Dal Corriere della Sera-Brescia
C’è un fondo americano che sta provando ad acquistare il Brescia, con il sostegno di alcuni imprenditori locali che stanno facendo da ponte e rimarrebbero come soci di minoranza se l’operazione andasse e a buon fine. L’indiscrezione filtrata una settimana fa, su queste colonne e non solo, resta confermata: si va avanti pur nella riservatezza della trattativa che peraltro potrà davvero decollare se il Brescia resterà in Serie B. L’interesse del gruppo rimarrebbe anche in caso di retrocessione, a cambiare sarebbe il prezzo. E non poco. Con svantaggi per tutti: gli acquirenti dovrebbero risollevare il club da una palude sportiva, Massimo Cellino vedrebbe svalutato il «pacchetto» che include anche il centro sportivo. C’è però un frontman , emerso in questi mesi come possibile uomo decisivo per la trattativa, a capo di un altro fondo, che al Corriere ha fatto sapere direttamente di non far più parte della partita. Si chiama Doniéber Alexander Marangon, ma in Italia è conosciuto solo come «Doni», il soprannome che lo ha accompagnato nel corso di una carriera da professionista nel calcio come portiere. Sei stagioni alla Roma, dal 2005 al 2011, lo hanno lanciato in orbita: nel 2007 vinse da titolare la Coppa America con il Brasile, poi nel 2013 il ritiro a 34 anni a causa di un’aritmia. Doni non si è perso d’animo: è diventato imprenditore immobiliare – seguendo le orme di suo suocero – a Miami, dove anche il presidente del Brescia è di casa. Ha creato la WD Invest con il socio Werner Macedo e, sempre negli Stati Uniti, ha lanciato i suoi fondi di investimento. Uno di questi era finalizzato al calcio.
Contattato dal Corriere , ha scelto di spiegare tramite un colloquio via mail – sebbene il suo italiano sia rimasto eccellente – quale sia stata la genesi, e la fine, del suo tentativo di scalata al Brescia Calcio. «L’anno scorso – questo il suo esordio – ho fondato una società con un fondo di Miami, il nostro progetto era l’acquisto di un club in tre paesi: Portogallo, Italia e Inghilterra.
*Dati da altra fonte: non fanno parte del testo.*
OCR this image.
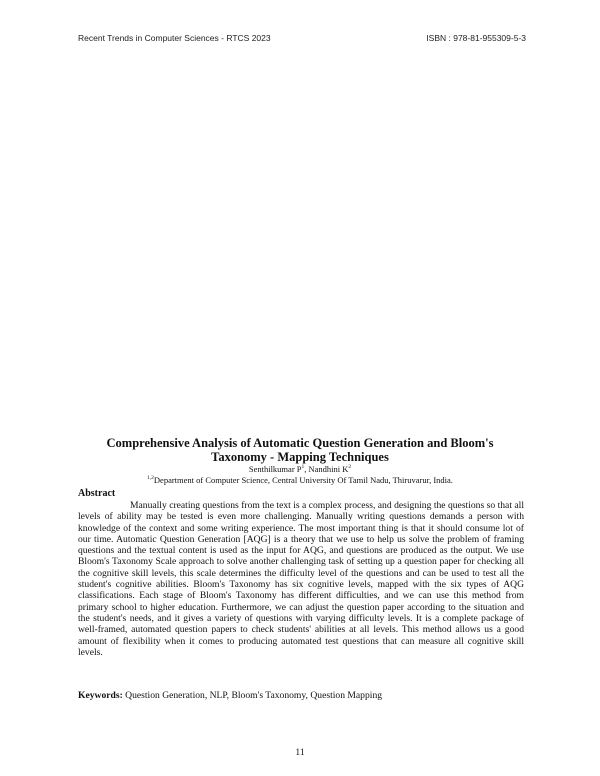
Recent Trends in Computer Sciences - RTCS 2023	ISBN : 978-81-955309-5-3
Comprehensive Analysis of Automatic Question Generation and Bloom's
Taxonomy - Mapping Techniques
Senthilkumar $P^1$, Nandhini $K^2$
$^{1,2}$Department of Computer Science, Central University Of Tamil Nadu, Thiruvarur, India.
Abstract

Manually creating questions from the text is a complex process, and designing the questions so that all levels of ability may be tested is even more challenging. Manually writing questions demands a person with knowledge of the context and some writing experience. The most important thing is that it should consume lot of our time. Automatic Question Generation [AQG] is a theory that we use to help us solve the problem of framing questions and the textual content is used as the input for AQG, and questions are produced as the output. We use Bloom's Taxonomy Scale approach to solve another challenging task of setting up a question paper for checking all the cognitive skill levels, this scale determines the difficulty level of the questions and can be used to test all the student's cognitive abilities. Bloom's Taxonomy has six cognitive levels, mapped with the six types of AQG classifications. Each stage of Bloom's Taxonomy has different difficulties, and we can use this method from primary school to higher education. Furthermore, we can adjust the question paper according to the situation and the student's needs, and it gives a variety of questions with varying difficulty levels. It is a complete package of well-framed, automated question papers to check students' abilities at all levels. This method allows us a good amount of flexibility when it comes to producing automated test questions that can measure all cognitive skill levels.

Keywords: Question Generation, NLP, Bloom's Taxonomy, Question Mapping
11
Io ero l’unico referente che avesse conoscenze italiane, pertanto l’esplorazione è stata affidata a me e mi sono avvalso di un avvocato che mi ha dato supporto. In Italia ho avuto conversazioni con tre club (non svela gli altri due, ndr ) e abbiamo fatto progressi nell’acquisto del Brescia Calcio. Avevamo deciso di procedere, la trattativa era stata avviata». L’intoppo è arrivato verso la fine di novembre: «Cos’è successo? Durante una riunione tra soci – racconta ancora Doni al Corriere – non siamo stati d’accordo sul futuro della gestione del fondo, quindi abbiamo deciso di comune accordo di non continuare la società. I miei soci erano tutti americani, o brasiliani residenti in America: senza di me, il gruppo non aveva più interesse nell’acquistare un club in Italia. A fine novembre, così, la trattativa è saltata». Lui non è più stato chiamato in causa. Ma perché il fondo americano aveva deciso di investire a Brescia? «Ritenevamo fosse un club – dice Doni – che avesse tutte le condizioni per essere tra le grandi d’Italia. Anzi, auguro ai tifosi molta fortuna affinché possano raggiungere la Serie A». Il problema vero è che, ora, a tutti basterebbe evitare la Serie C.